As usual, perfectly relevant to me at this moment, as I've just spent a large part of my morning working out the logistics for a new 'journey' I'm poised to begin with three very good friends. What is it? You will know soon enough.


Wednesday, September 19, 2018

2018: September 19th - New Cocksure Album!



Holy cow, there's a new Cocksure album out! Listen to the way that synth comes in at 1:19 - old school never sounded so good!

NCBD and I am SUPER excited because the first installment of Batman: Damned hits today:


Also, I've been eager for more Seven To Eternity since it returned from hiatus last month (feels longer), so it's nice to see a new one. And what an awesome, Saga-like cover, despite the fact the book bears little resemblance to Saga; they are both awesome in very different ways.

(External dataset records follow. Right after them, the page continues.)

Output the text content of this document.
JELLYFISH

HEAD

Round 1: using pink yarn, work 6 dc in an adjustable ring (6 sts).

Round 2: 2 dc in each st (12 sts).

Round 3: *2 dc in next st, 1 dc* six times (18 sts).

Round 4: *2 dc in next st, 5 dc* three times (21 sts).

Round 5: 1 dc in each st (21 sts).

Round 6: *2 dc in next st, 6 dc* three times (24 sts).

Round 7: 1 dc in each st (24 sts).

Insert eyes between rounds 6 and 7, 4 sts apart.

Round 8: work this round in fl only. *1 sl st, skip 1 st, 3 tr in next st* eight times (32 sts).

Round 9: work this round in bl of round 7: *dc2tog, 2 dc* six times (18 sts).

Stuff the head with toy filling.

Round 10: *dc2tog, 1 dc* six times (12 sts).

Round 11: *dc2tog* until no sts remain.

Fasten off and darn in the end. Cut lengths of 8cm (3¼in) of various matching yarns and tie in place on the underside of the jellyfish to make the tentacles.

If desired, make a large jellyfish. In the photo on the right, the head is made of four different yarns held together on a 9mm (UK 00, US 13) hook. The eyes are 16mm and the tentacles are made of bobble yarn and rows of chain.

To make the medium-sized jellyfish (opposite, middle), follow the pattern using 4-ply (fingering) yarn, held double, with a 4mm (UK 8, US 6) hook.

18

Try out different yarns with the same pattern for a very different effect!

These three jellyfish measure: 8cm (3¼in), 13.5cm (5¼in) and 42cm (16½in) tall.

It's going to be a good week!

Playlist from Tuesday, 9/18:

M83 - Hurry Up, We're Dreaming
Cocksure - Be Rich
Elder - Dead Roots Stirring
Tennis System - Pain EP
Jucifer - War Bird
The Atlas Moth - The Old Believer
Yob - Our Raw Heart

Card of the day:


Second iteration of this card in a row (I didn't pull yesterday). I finished Please Believe Me, however became reticent to submit it to the magazine I had planned to due to the fact that in their voluminous "What we don't want" list - which is hysterical reading - they mention anything that requires a 'vestigial belief in Judeo-Christian beliefs'. My story does not, however, the first line of the story, which is meant to be ultimately metaphorical and initially disorientating, is "It was a Thursday in September when seventy-three-year-old Heddie Larsen met the devil." I can just see an overworked slush pile operator reading that and moving no further with it. I thought about changing the line, but it would change the story, so in keeping with my draw today, I will wait and send them the results of the next journey, read: story, which I've already begun mapping out and is tentatively titled "Growth Spurt." It's the closest thing to hard Sci Fi I have written thus far. Think Primer meets Slither.

Monday, September 17, 2018

2018: September 17th



New Soft Moon remix by Imperial Black very much fits my mood today. I woke up with a taste for Industrial music, catalyzed by watching Julian Richards's Darklands. A document of its time, Darklands is sort of a 90s update on The Wicker Man, and is populated with some fantastic industrial imagery, reminiscent of the kind of thing Justin K. Broadrick uses for Godflesh records.


Screen cap from Darklands
Good flick, although much of the aesthetic of the 90s still seems overall cringe-worthy to me. But this definitely transcended those feelings. Darklands is available to stream on Shudder.

Finished John Palisano's excellent Night of 1,000 Beasts and before I jump into my next novel - Neil Gaimen's The Graveyard Book - I'm re-reading some Laird Barron as a pallet cleanser. Procession of the Black Sloth is one of those stories by Mr. Barron that I have read probably three or four times now, and I never grow tired of it. The tone borders on what I call Two A.M., flush with dim night-lighting and drunken reveries. It's a calm descent into terror and that's what I love about it and Barron's work in general.

Procession of the Black Sloth is available in Laird Barron's first collection, The Imago Sequence, which I cannot recommend highly enough.


Playlist from the last two days:

White Lung - Eponymous
Disasterpeace - It Follow OST
Canyons - Barrie single
Canyons - Michigan single
Canyons - Tal Uno single
Yob - Our Raw Heart
Legs Occult - Dark Rituals

Card of the day:


This I'm taking as a confirmation that I should follow my instinct and outline a new story bubbling around in my head. Oh yeah, that said, after putting it 'in the drawer' for a month, I came back to Please Believe Me and finished it the other night. Will be submitting it to a major Sci Fi magazine today or tomorrow, so keep those fingers crossed for me.